Large-Scale Task Scheduling Architecture of Tencent Meeting and VStation

This article summarizes a talk by Tencent Cloud expert engineer Li Dekai at the "Cloud+ Community Salon Online" about the architecture and challenges of the large‑scale task scheduling system behind Tencent Meeting.

During the COVID‑19 pandemic, Tencent Meeting became a critical remote collaboration tool, handling billions of user requests. In just eight days, the service expanded to over 100 000 cloud hosts and more than one million CPU cores, a record in Tencent Cloud history.

The presentation first introduces two typical cases: the rapid scaling of Tencent Meeting during the Spring Festival and the massive cash‑red‑packet activity of Kuaishou, both powered by Tencent Cloud's self‑developed large‑scale scheduling system VStation.

VStation integrates with Tencent Kubernetes Engine (TKE) and provides APIs for fast resource provisioning. It manages tens of thousands of physical nodes, supports heterogeneous resources (CPU, GPU, memory‑optimized instances), and can schedule up to 5 000 tasks per minute.

The scheduling workflow consists of four steps: resource preparation, rapid allocation, VM initialization, and service launch.
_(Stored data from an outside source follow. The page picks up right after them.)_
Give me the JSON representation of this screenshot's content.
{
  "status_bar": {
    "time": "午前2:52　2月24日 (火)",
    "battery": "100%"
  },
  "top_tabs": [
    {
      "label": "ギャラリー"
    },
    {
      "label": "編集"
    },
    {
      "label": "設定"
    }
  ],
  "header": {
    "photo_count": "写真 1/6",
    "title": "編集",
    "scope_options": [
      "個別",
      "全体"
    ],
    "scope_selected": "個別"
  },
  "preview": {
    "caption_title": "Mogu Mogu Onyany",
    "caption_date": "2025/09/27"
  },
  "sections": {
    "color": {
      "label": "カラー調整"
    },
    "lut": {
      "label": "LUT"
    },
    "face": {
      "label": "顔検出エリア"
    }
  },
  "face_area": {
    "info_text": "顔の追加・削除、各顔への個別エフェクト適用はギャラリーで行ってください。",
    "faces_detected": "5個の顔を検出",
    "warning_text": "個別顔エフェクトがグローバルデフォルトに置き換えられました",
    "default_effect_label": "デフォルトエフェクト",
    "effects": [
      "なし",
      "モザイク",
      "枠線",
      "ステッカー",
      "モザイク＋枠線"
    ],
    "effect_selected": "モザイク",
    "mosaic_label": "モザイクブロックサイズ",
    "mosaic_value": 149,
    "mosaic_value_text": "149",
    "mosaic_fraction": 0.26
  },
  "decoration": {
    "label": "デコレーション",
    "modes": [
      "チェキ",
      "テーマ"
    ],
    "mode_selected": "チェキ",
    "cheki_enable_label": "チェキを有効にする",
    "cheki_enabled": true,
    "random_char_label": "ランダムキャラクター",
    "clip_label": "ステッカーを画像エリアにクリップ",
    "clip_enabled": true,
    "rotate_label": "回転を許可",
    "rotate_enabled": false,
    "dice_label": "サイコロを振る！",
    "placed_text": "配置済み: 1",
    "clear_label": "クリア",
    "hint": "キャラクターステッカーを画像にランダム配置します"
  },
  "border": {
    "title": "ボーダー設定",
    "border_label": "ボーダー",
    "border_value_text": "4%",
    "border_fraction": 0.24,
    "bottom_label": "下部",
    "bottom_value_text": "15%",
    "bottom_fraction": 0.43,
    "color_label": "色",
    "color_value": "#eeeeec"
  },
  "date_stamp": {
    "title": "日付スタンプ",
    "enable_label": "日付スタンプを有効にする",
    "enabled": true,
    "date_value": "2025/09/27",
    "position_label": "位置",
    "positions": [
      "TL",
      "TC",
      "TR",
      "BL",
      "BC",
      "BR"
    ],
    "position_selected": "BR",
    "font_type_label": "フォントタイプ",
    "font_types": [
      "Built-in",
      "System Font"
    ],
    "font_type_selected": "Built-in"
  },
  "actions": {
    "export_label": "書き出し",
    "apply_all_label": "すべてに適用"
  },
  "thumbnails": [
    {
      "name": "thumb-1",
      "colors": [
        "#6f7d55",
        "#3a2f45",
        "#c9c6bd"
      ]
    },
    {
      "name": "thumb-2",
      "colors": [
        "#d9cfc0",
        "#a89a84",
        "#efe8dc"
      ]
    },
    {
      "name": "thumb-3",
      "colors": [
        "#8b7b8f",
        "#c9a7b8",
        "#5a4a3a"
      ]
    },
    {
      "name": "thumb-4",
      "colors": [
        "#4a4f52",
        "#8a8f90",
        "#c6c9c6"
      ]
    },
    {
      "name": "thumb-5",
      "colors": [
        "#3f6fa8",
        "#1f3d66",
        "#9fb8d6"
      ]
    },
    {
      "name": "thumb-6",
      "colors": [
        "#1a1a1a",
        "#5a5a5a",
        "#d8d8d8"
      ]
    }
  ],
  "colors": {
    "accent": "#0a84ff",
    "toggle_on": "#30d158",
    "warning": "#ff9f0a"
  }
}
Tasks are dispatched through modules such as dispatch , scheduler , image , network , and compute . The system uses a configuration‑driven approach to generate DAGs, allowing parallel execution of independent steps and reducing the provisioning time from over a minute to under ten seconds.

Challenges addressed include:

High concurrency causing throughput bottlenecks in unified scheduling architectures.
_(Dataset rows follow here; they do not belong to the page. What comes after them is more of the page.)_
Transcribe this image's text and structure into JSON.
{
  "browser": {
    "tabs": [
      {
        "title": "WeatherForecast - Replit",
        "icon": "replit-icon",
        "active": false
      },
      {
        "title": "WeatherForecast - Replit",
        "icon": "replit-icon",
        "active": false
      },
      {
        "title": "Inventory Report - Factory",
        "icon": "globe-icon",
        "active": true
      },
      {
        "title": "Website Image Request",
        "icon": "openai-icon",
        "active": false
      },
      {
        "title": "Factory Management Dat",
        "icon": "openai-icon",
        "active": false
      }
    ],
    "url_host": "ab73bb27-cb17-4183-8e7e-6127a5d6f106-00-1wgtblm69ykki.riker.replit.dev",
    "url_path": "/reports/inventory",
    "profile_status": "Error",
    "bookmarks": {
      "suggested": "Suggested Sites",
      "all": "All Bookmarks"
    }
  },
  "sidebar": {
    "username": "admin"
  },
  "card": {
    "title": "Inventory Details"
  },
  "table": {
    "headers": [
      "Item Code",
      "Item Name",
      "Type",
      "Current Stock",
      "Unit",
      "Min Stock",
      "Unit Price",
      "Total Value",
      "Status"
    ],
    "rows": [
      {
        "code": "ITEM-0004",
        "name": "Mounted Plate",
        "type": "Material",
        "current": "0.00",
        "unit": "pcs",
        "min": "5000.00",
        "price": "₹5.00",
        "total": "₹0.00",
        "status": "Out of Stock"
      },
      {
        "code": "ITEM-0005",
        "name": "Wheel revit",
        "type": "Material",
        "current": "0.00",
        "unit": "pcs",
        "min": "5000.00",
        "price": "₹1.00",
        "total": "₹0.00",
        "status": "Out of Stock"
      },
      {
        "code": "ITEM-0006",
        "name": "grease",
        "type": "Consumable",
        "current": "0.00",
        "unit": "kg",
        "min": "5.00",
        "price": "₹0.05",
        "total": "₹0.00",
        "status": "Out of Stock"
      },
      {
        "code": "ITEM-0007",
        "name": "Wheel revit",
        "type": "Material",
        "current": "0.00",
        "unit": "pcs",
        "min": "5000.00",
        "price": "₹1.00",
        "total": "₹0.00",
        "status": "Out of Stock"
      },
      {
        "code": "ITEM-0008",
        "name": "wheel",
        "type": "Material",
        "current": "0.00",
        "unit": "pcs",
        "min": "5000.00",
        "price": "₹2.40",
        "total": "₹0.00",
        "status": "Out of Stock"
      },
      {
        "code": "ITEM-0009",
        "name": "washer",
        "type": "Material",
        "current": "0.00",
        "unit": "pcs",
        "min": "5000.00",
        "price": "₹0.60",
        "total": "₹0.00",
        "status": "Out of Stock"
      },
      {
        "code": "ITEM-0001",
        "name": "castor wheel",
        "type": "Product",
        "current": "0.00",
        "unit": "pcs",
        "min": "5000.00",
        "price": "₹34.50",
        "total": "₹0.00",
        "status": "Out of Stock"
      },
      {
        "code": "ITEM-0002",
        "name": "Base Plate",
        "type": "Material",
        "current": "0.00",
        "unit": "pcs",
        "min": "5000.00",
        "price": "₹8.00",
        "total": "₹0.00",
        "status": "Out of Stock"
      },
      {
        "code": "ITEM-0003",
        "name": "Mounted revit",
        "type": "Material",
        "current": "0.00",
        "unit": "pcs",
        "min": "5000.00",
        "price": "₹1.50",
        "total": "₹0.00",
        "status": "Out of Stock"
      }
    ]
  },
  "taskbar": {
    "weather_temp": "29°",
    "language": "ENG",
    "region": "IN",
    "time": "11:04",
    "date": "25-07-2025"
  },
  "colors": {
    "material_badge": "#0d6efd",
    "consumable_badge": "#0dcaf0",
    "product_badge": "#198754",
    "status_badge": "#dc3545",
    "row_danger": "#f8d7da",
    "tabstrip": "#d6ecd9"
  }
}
Scalability limits of single‑point designs.

Scheduling conflicts in shared‑state models.

To overcome these, VStation evolved from a unified scheduler to a two‑level scheduler and finally to a hybrid scheduling architecture that combines sharding, master‑worker coordination, and task factor merging. Similar‑factor tasks are aggregated, reducing the number of scheduling operations by an order of magnitude.

Additional optimizations involve snapshot‑based VM image delivery using Tencent Cloud CBS, enabling near‑instant VM startup, and robust fault‑tolerance through distributed locks and cold‑standby mechanisms.

The Q&A section covers VStation’s development history, design principles, use of message queues for full‑duplex communication, cold‑standby switching, task merging efficiency, and the static generation of DAGs for low overhead.

Overall, the talk demonstrates how careful architectural evolution, modular design, and configuration‑driven automation enable massive, reliable cloud service scaling.